Often you will see companies hire a business or sales development rep (BDR or SDR) earlier than $1M ARR, which makes sense — these typically more junior employees are responsible for drumming up leads that the founder can run with. However, above $1M of ARR, the company begins to need an account executive (AE), or someone who is full-time dedicated to running leads and managing sales pipeline.

Also, it’s important at this stage to create accountability in the sales department. AEs are compensated with a significant portion of their salary tied up in commission — if a sales person doesn’t perform, they don’t get paid. This creates alignment around quarterly bookings goals and makes it much easier to benchmark performance. If it’s just the CEO running sales, it’s much easier to make excuses for a bad quarter — by bringing on your first AE, you are now establishing a standard to which you can hold your company’s record.

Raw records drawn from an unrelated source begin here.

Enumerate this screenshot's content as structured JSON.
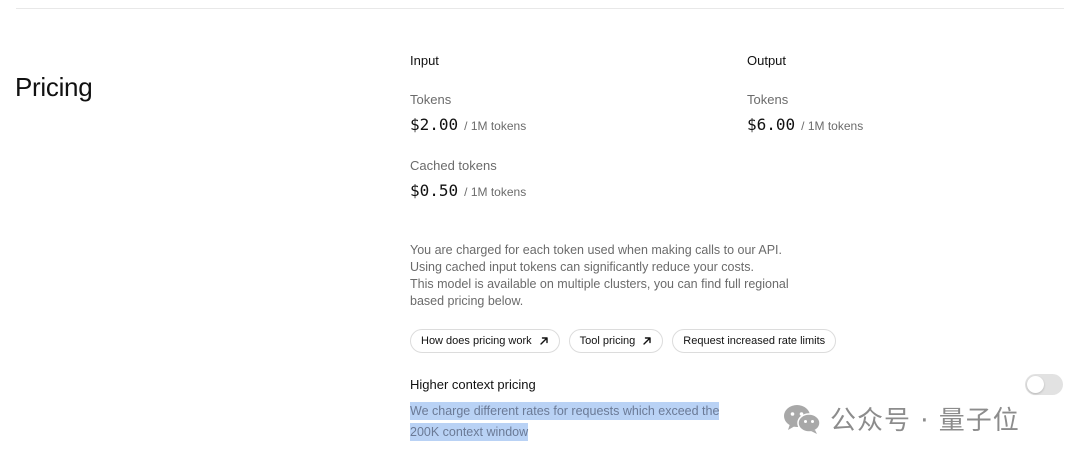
{
  "section": {
    "title": "Pricing"
  },
  "input": {
    "heading": "Input",
    "tokens": {
      "label": "Tokens",
      "price": "$2.00",
      "unit": "/ 1M tokens"
    },
    "cached": {
      "label": "Cached tokens",
      "price": "$0.50",
      "unit": "/ 1M tokens"
    }
  },
  "output": {
    "heading": "Output",
    "tokens": {
      "label": "Tokens",
      "price": "$6.00",
      "unit": "/ 1M tokens"
    }
  },
  "description": {
    "lines": [
      "You are charged for each token used when making calls to our API.",
      "Using cached input tokens can significantly reduce your costs.",
      "This model is available on multiple clusters, you can find full regional",
      "based pricing below."
    ]
  },
  "links": [
    {
      "label": "How does pricing work",
      "icon": "arrow-up-right-icon"
    },
    {
      "label": "Tool pricing",
      "icon": "arrow-up-right-icon"
    },
    {
      "label": "Request increased rate limits"
    }
  ],
  "higher_context": {
    "title": "Higher context pricing",
    "line1": "We charge different rates for requests which exceed the",
    "line2": "200K context window",
    "toggle_on": false
  },
  "watermark": {
    "text": "公众号 · 量子位",
    "icon": "wechat-icon"
  },
  "colors": {
    "highlight": "#b9d2f5",
    "muted_text": "#6b6b6b",
    "toggle_off": "#e2e2e2"
  }
}
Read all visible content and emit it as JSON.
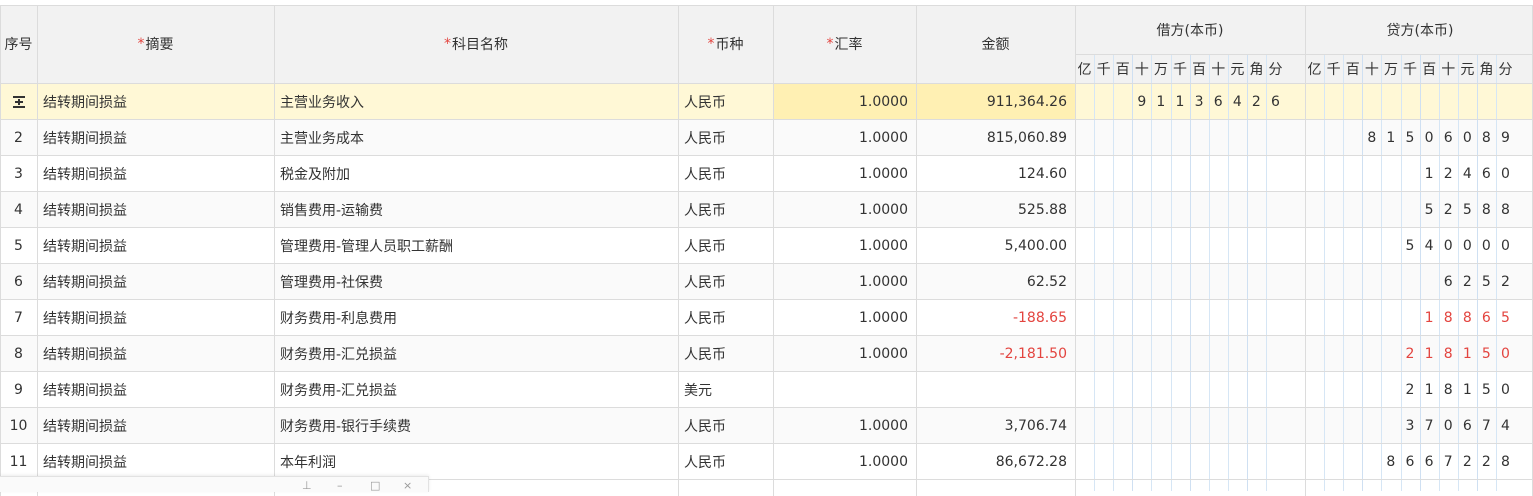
{
  "header": {
    "seq": "序号",
    "summary": "摘要",
    "account": "科目名称",
    "currency": "币种",
    "rate": "汇率",
    "amount": "金额",
    "debit": "借方(本币)",
    "credit": "贷方(本币)",
    "units": [
      "亿",
      "千",
      "百",
      "十",
      "万",
      "千",
      "百",
      "十",
      "元",
      "角",
      "分"
    ],
    "required_mark": "*"
  },
  "rows": [
    {
      "seq": "",
      "summary": "结转期间损益",
      "account": "主营业务收入",
      "currency": "人民币",
      "rate": "1.0000",
      "amount": "911,364.26",
      "debit": "91136426",
      "credit": "",
      "negative": false,
      "highlight": true
    },
    {
      "seq": "2",
      "summary": "结转期间损益",
      "account": "主营业务成本",
      "currency": "人民币",
      "rate": "1.0000",
      "amount": "815,060.89",
      "debit": "",
      "credit": "81506089",
      "negative": false
    },
    {
      "seq": "3",
      "summary": "结转期间损益",
      "account": "税金及附加",
      "currency": "人民币",
      "rate": "1.0000",
      "amount": "124.60",
      "debit": "",
      "credit": "12460",
      "negative": false
    },
    {
      "seq": "4",
      "summary": "结转期间损益",
      "account": "销售费用-运输费",
      "currency": "人民币",
      "rate": "1.0000",
      "amount": "525.88",
      "debit": "",
      "credit": "52588",
      "negative": false
    },
    {
      "seq": "5",
      "summary": "结转期间损益",
      "account": "管理费用-管理人员职工薪酬",
      "currency": "人民币",
      "rate": "1.0000",
      "amount": "5,400.00",
      "debit": "",
      "credit": "540000",
      "negative": false
    },
    {
      "seq": "6",
      "summary": "结转期间损益",
      "account": "管理费用-社保费",
      "currency": "人民币",
      "rate": "1.0000",
      "amount": "62.52",
      "debit": "",
      "credit": "6252",
      "negative": false
    },
    {
      "seq": "7",
      "summary": "结转期间损益",
      "account": "财务费用-利息费用",
      "currency": "人民币",
      "rate": "1.0000",
      "amount": "-188.65",
      "debit": "",
      "credit": "18865",
      "negative": true
    },
    {
      "seq": "8",
      "summary": "结转期间损益",
      "account": "财务费用-汇兑损益",
      "currency": "人民币",
      "rate": "1.0000",
      "amount": "-2,181.50",
      "debit": "",
      "credit": "218150",
      "negative": true
    },
    {
      "seq": "9",
      "summary": "结转期间损益",
      "account": "财务费用-汇兑损益",
      "currency": "美元",
      "rate": "",
      "amount": "",
      "debit": "",
      "credit": "218150",
      "negative": false
    },
    {
      "seq": "10",
      "summary": "结转期间损益",
      "account": "财务费用-银行手续费",
      "currency": "人民币",
      "rate": "1.0000",
      "amount": "3,706.74",
      "debit": "",
      "credit": "370674",
      "negative": false
    },
    {
      "seq": "11",
      "summary": "结转期间损益",
      "account": "本年利润",
      "currency": "人民币",
      "rate": "1.0000",
      "amount": "86,672.28",
      "debit": "",
      "credit": "8667228",
      "negative": false
    }
  ],
  "colors": {
    "header_bg": "#f2f2f2",
    "highlight_row": "#fff8d6",
    "highlight_rate": "#fff0b3",
    "negative": "#e3443f",
    "required": "#e3443f"
  },
  "icons": {
    "row_insert": "insert-row-icon",
    "toolbar": [
      "pin-icon",
      "minimize-icon",
      "maximize-icon",
      "close-icon"
    ]
  },
  "toolbar_glyphs": [
    "⊥",
    "–",
    "□",
    "×"
  ]
}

Thus far I’ve mostly talked about the sales side, which we’ve seen to be less controversial in terms of hiring priority. The flipside of the sales coin is account managers (AMs), who are your “farmers” that you need to manage your customers and make sure they’re happy (plus, hopefully, upselling).

Companies almost always hire AMs too late and only after they see that churn from their earlier cohorts is higher than they’d like. This ends up being reactive hiring that fails to prevent predictable churn. At $1M ARR, you need someone consistently calling on customers and monitoring their usage of your product; if not, you will miss early warning signs to jump in and help customers get productive so they stick around (and become brand advocates). As a result, we recommend companies think about AMs at the same time they think about their first AEs, and bring them on in tandem to create partnership between these roles off the bat.

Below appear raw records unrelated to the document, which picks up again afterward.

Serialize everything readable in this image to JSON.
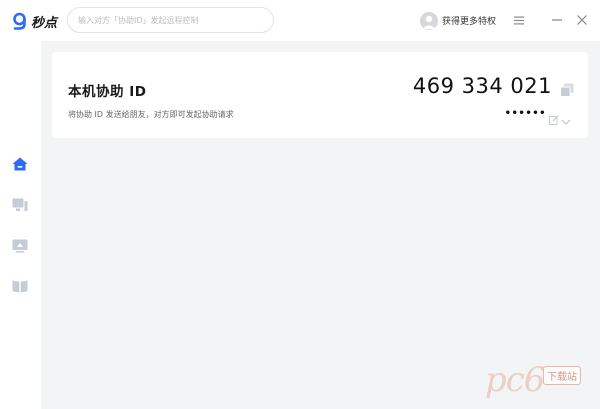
{
  "app": {
    "name": "秒点"
  },
  "search": {
    "placeholder": "输入对方「协助ID」发起远程控制"
  },
  "user": {
    "label": "获得更多特权"
  },
  "card": {
    "title": "本机协助 ID",
    "subtitle": "将协助 ID 发送给朋友，对方即可发起协助请求",
    "assist_id": "469 334 021",
    "password_masked": "••••••"
  },
  "watermark": {
    "text": "pc6",
    "badge": "下载站"
  },
  "colors": {
    "accent": "#2f6cf6",
    "sidebar_icon": "#c6ccd6",
    "background": "#f3f4f6"
  },
  "icons": {
    "home": "home-icon",
    "device": "device-icon",
    "screen": "screen-icon",
    "book": "book-icon",
    "menu": "menu-icon",
    "minimize": "minimize-icon",
    "close": "close-icon",
    "copy": "copy-icon",
    "edit": "edit-icon",
    "dropdown": "chevron-down-icon"
  }
}
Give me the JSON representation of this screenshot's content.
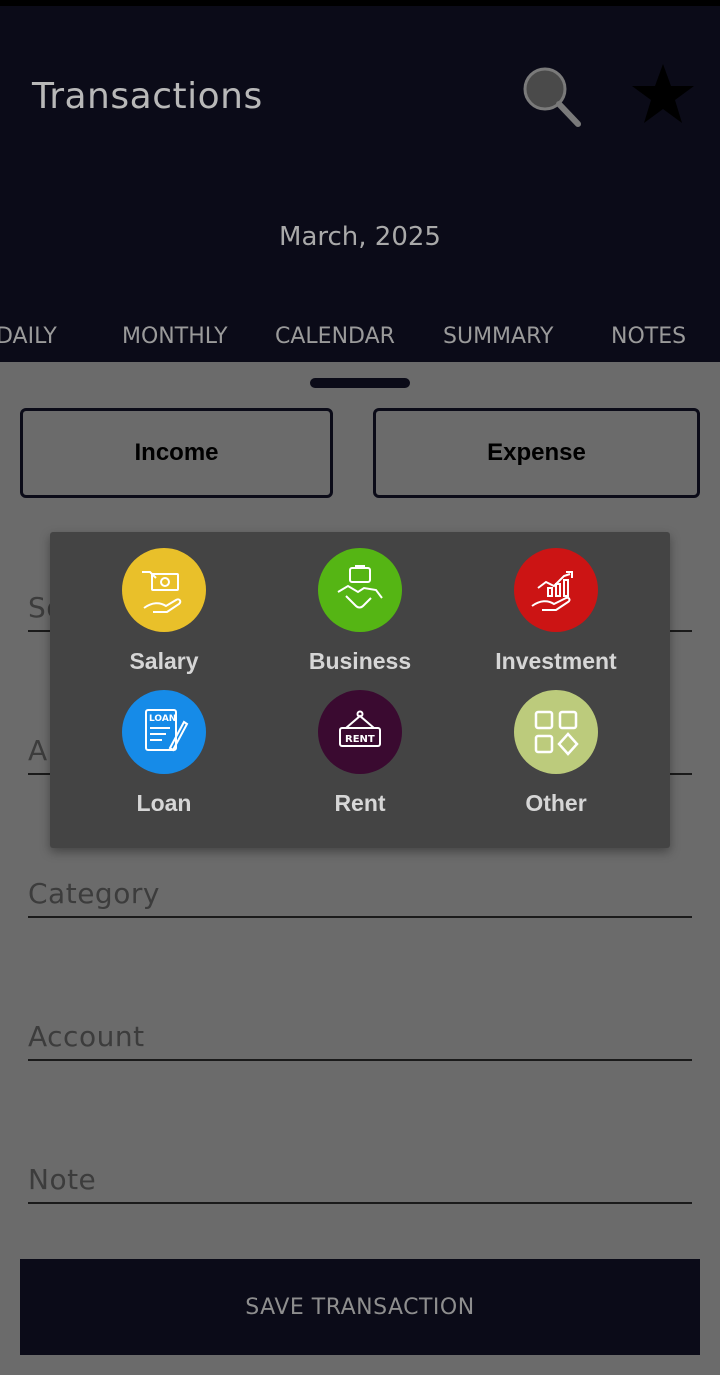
{
  "header": {
    "title": "Transactions",
    "month": "March, 2025",
    "search_icon": "search-icon",
    "star_icon": "star-icon"
  },
  "tabs": [
    "DAILY",
    "MONTHLY",
    "CALENDAR",
    "SUMMARY",
    "NOTES"
  ],
  "form": {
    "income_label": "Income",
    "expense_label": "Expense",
    "fields": {
      "source_partial": "So",
      "amount_partial": "Am",
      "category": "Category",
      "account": "Account",
      "note": "Note"
    },
    "save_label": "SAVE TRANSACTION"
  },
  "category_picker": {
    "items": [
      {
        "label": "Salary",
        "color": "#e9c02a",
        "icon": "salary-icon"
      },
      {
        "label": "Business",
        "color": "#55b514",
        "icon": "handshake-icon"
      },
      {
        "label": "Investment",
        "color": "#cc1414",
        "icon": "investment-icon"
      },
      {
        "label": "Loan",
        "color": "#168be8",
        "icon": "loan-icon"
      },
      {
        "label": "Rent",
        "color": "#3a0a30",
        "icon": "rent-sign-icon"
      },
      {
        "label": "Other",
        "color": "#bccb7c",
        "icon": "other-grid-icon"
      }
    ]
  },
  "colors": {
    "header_bg": "#0b0b18",
    "sheet_bg": "#6b6b6b",
    "popup_bg": "#444444"
  }
}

Don’t forget that for both AEs and AMs, there is a considerable “ramp” period, or months during which the employee is learning about your company and product before becoming effective at selling and supporting. Depending on the complexity of your product, ramp can take anywhere from a month to a year, and you can’t really assume a ton of productivity in the interim. This ramp period is why we advocate that companies start to look for their first AEs and AMs prior to hitting $1M of ARR. Not only will it take longer than you think to find the right person, but you need to get them trained so that they are hitting maximum effectiveness at the same time that the business is starting to fire on all cylinders.

By the way, hiring your first AE and AM doesn’t mean that the founder gets to pack their bags and head to the beach. We almost always see founders remain involved in both sales and support for high profile customers. Founders become pinch hitters who step in to get big deals across the line (or to keep those customers around come renewal time). While it becomes a much smaller part of a founder’s day, it’s important for a founder to stay involved in major sales to add credibility and to make customers feel special that they are getting extra love and attention.

Adding additional employees to a scrappy organization is scary — we totally get it. But we’ve seen too many companies realize too late that they’re understaffed, and lose out on profitable growth while they play catch-up. It’s important to always be thinking a couple quarters ahead, and sales and account management are no exception.